While we hold that the evidence here was sufficient to support a finding of substantial bodily harm, we note that the Court of Appeals majority erroneously indicated that impairment of Chang's arm and shoulder caused by pain was sufficient to support a finding of substantial bodily harm. Pain, by itself, no longer constitutes substantial bodily harm. See RCW 9A.04.110(4)(b); cf. former RCW 9A.04.110(4)(b) (1988). And Chang did not testify that pain caused an impairment of his arm or shoulder. Thus, the arm and shoulder pain would not have supported a finding of substantial bodily harm.
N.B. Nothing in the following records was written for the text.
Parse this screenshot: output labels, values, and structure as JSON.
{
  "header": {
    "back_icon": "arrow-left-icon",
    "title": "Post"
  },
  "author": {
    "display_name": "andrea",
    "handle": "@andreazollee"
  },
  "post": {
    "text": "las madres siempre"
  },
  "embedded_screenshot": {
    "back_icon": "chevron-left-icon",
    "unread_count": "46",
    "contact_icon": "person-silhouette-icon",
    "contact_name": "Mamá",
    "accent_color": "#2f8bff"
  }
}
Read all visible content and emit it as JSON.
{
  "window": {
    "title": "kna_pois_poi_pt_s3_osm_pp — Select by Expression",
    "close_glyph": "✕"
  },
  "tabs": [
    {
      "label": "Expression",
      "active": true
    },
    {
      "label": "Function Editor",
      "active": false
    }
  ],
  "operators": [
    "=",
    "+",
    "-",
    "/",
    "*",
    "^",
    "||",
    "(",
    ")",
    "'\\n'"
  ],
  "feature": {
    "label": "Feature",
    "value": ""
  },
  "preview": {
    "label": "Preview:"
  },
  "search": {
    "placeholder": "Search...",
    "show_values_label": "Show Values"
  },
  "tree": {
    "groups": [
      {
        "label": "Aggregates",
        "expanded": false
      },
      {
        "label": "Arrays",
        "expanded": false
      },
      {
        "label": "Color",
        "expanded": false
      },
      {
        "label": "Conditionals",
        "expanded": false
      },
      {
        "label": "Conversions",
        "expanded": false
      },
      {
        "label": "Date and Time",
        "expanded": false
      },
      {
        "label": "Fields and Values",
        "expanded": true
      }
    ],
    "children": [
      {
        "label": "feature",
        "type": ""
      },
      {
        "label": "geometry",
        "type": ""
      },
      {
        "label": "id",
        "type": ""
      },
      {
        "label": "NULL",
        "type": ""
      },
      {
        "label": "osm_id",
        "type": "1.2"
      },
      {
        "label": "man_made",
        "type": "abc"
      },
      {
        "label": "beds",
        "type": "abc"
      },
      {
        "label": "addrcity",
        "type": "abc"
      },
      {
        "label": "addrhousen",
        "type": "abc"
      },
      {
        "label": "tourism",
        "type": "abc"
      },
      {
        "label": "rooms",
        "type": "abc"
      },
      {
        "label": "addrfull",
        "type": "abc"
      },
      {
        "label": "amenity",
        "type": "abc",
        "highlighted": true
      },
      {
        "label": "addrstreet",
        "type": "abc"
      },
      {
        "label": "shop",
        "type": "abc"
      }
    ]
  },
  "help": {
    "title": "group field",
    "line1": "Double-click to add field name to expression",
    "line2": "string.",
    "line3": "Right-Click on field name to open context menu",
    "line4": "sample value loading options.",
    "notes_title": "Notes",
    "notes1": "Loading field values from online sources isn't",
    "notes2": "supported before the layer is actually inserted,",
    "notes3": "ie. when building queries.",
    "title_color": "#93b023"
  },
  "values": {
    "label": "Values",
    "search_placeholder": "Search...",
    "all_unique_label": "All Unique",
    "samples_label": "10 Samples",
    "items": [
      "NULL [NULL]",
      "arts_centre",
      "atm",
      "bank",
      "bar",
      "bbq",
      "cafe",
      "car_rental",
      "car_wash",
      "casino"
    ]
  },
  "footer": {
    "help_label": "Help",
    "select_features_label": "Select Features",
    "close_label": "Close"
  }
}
¶ 10 Finally, on July 12, 2011, McKague filed pro se motions seeking to admit still photographs from a surveillance video of the assault into the appellate record and seeking to file a supplemental petition for review adding arguments that McKague raised in the Court of Appeals but omitted from his original petition for review. Apparently, the video was admitted at trial but was not included in the appellate record. But the video may not properly be considered by this court because it was not before the Court of Appeals. See RAP 13.7(a)(1) (record in Court of Appeals is record on review in this court). And if McKague believes that the video was necessary to evaluate his claim that the evidence does not support the jury's verdict, he was obliged to make a good faith effort to include the video in the record on review. RAP 9.10. He fails to establish that he made such a good faith effort or that the present record is not sufficiently complete to permit a decision on the merits of his claim. Id. In his motion to file a supplemental petition for review, McKague seeks to add an argument challenging a jury instruction that he contends improperly required the jury to find recklessness in causing substantial bodily harm if it found that he intentionally assaulted Chang. McKague also seeks to add an argument asserting ineffective assistance of counsel based on his trial attorney's withdrawn request for a lesser degree offense instruction on fourth degree assault. But since McKague waited to file his motion to file a supplemental petition until well after the original petition was considered by a department of this court, the motion is clearly untimely. For these reasons, we deny
We note that the Court of Appeals discussed and rejected both of the arguments that McKague seeks to raise in the proposed supplemental petition for review.
both of McKague's motions filed July 12, 2011.
¶ 11 The Court of Appeals is affirmed.